I’m working up an article about EUCALYPTUS and Eucalyptus Systems, cf. my earlier post on’t.

Leaving aside the giggles over nomenclature, I had quite a nice talk with Dr. Rich Wolski, the lead scientist on the original open source project (also with CEO Woody Rollins and the VP of marketing).

Anyway, Wolski had an interesting and quite succinct definition of the differences between a data center employing virtualization in its currently accepted form and a cloud infrastructure, because, on paper, the two share enough common elements that lots of people (and marketers) are happy to fuzz the two together.

I didn’t think that was quite right, and neither does the Good Doctor, (ha! like I’m the expert over here). Otherwise, why get excited over cloud? If that were true, then it’s just re-packaged old news, and nobody needs to do anything but change the badges and maybe dice up the trim package, if I may borrow from the big book of automobile industry metaphors. But cloud is fundamentally something different, and new, and it’s worth knowing why.

He says it’s down to access and the control structure. The major difference between a data center and a cloud is access- a cloud is set up so anyone can drop a penny in the slot and start up a server or six- in a data center, you ask, and someone does it for you, then hands over the steering wheel.

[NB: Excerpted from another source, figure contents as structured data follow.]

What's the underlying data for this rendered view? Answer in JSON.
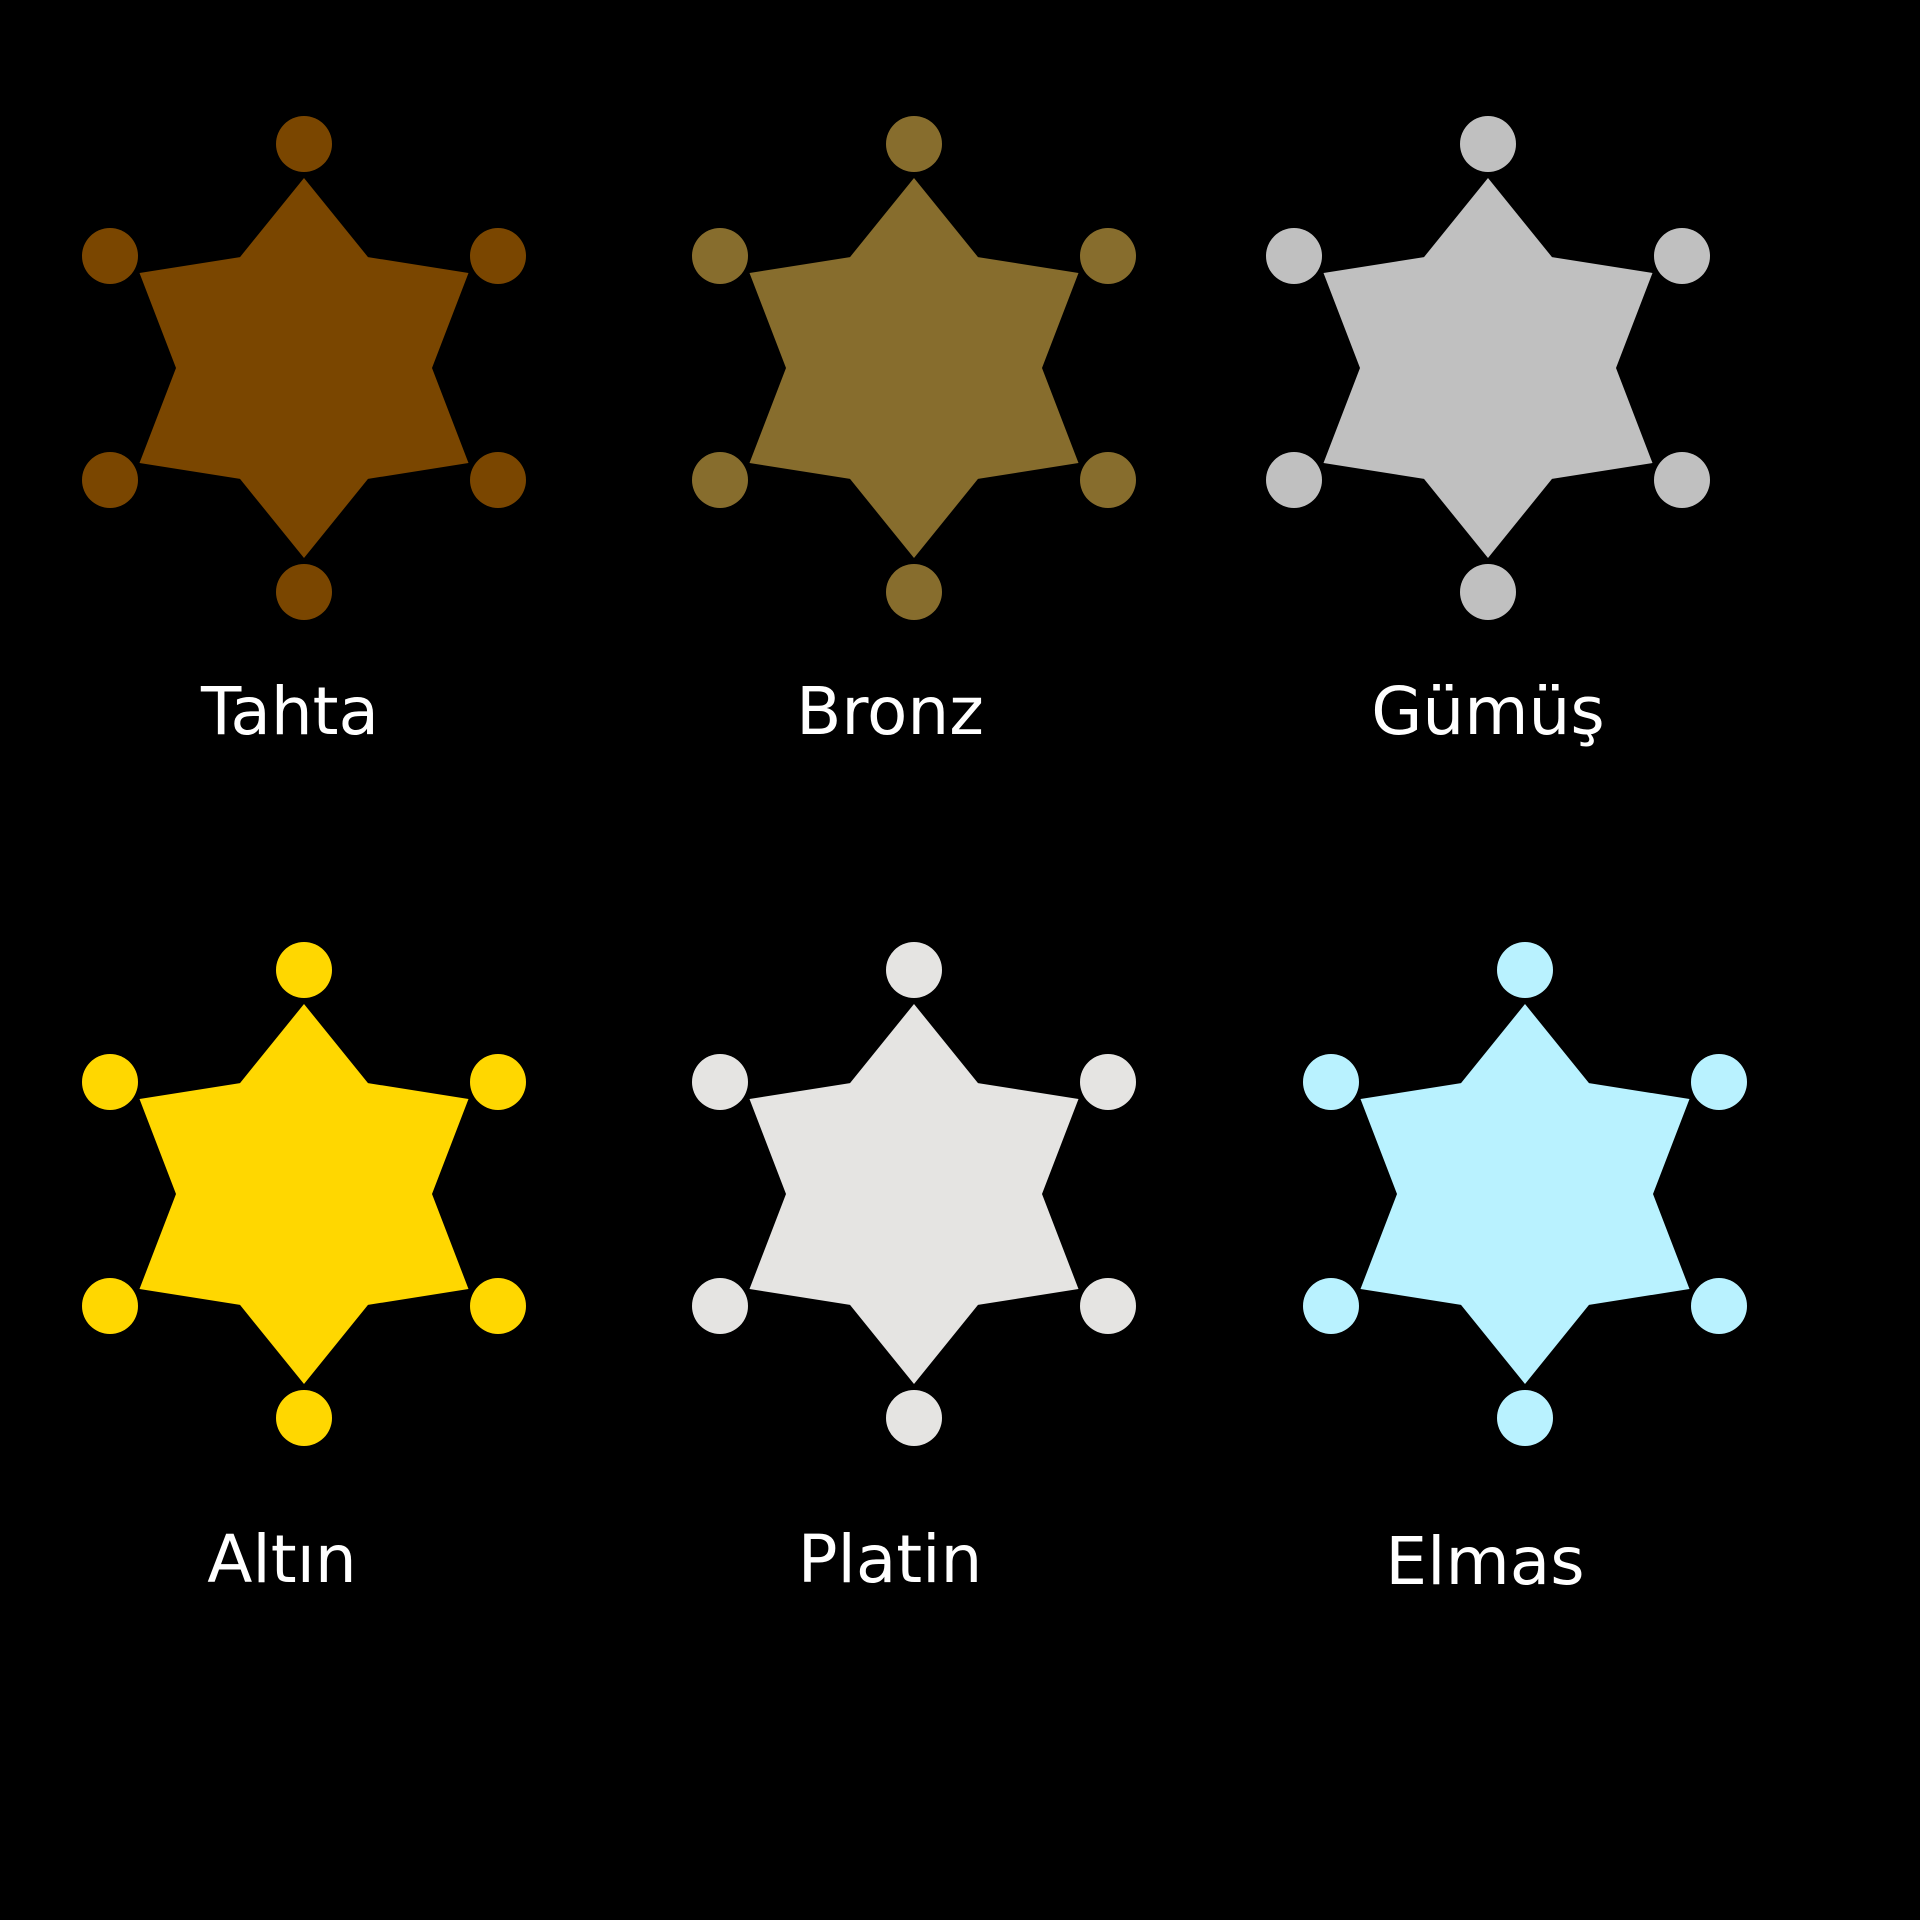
{
  "background_color": "#000000",
  "label_color": "#ffffff",
  "badges": [
    {
      "label": "Tahta",
      "color": "#7a4600",
      "icon": "sheriff-star-badge-icon"
    },
    {
      "label": "Bronz",
      "color": "#876d2d",
      "icon": "sheriff-star-badge-icon"
    },
    {
      "label": "Gümüş",
      "color": "#c0c0c0",
      "icon": "sheriff-star-badge-icon"
    },
    {
      "label": "Altın",
      "color": "#ffd700",
      "icon": "sheriff-star-badge-icon"
    },
    {
      "label": "Platin",
      "color": "#e5e4e2",
      "icon": "sheriff-star-badge-icon"
    },
    {
      "label": "Elmas",
      "color": "#b9f2ff",
      "icon": "sheriff-star-badge-icon"
    }
  ]
}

He said something like, pardon the paraphrasing, “in a data center, virtualization is the grease that lubricates resource management” for the admins; it allows the guy in charge to move his resources around- “it’s a reconfiguration mechanism,” but “in a cloud, [virtualization] is a fence.” it separates and protects resources and lets everyone have their own private playground without knocking over the other kids’ toys.

A subtle difference? Wolski says it’s down to a bedrock set of premises and assumptions that drove the development of the cloud model.

“We tried to look at the cloud paradigm from an analytical perspective,” he explains, and “cloud is an ecommerce model-it’s a transactional model [in a] distributed system”.

Did that sink in? At its most basic, cloud is not about computers. It’s about sales. Start with the premise that you have a product (server instances/CPU time/bit buckets), you want to sell them to any and all comers over the internet (ecommerce) and you want to do a lot of it. What you get is “cloud computing”, and logically, it’s no surprise that Amazon pioneered it commercially. They didn’t assume they needed a resource farm and a way to sell access to it- they assumed they had servers and needed to sell those instead.

So that’s interesting to me. Cloud is not a utopian access opium dream- it’s a logical outgrowth of commodity commerce.

UPDATE:Story’s done, look for it soon. One more little nugget from Wolski on defining cloud computing: When he and his crew started thinking about the project in 2007, they found it was “utterly impossible to get a consensus” on what cloud was, so they “decided to sidestep the debate by picking the thing that was demonstrably was a cloud — the one thing no one could say was NOT a cloud.” Their answer? Amazon Web Services.

So there you have it – not sure what an elephant is? Look around; you can’t miss one if it’s in the room with you.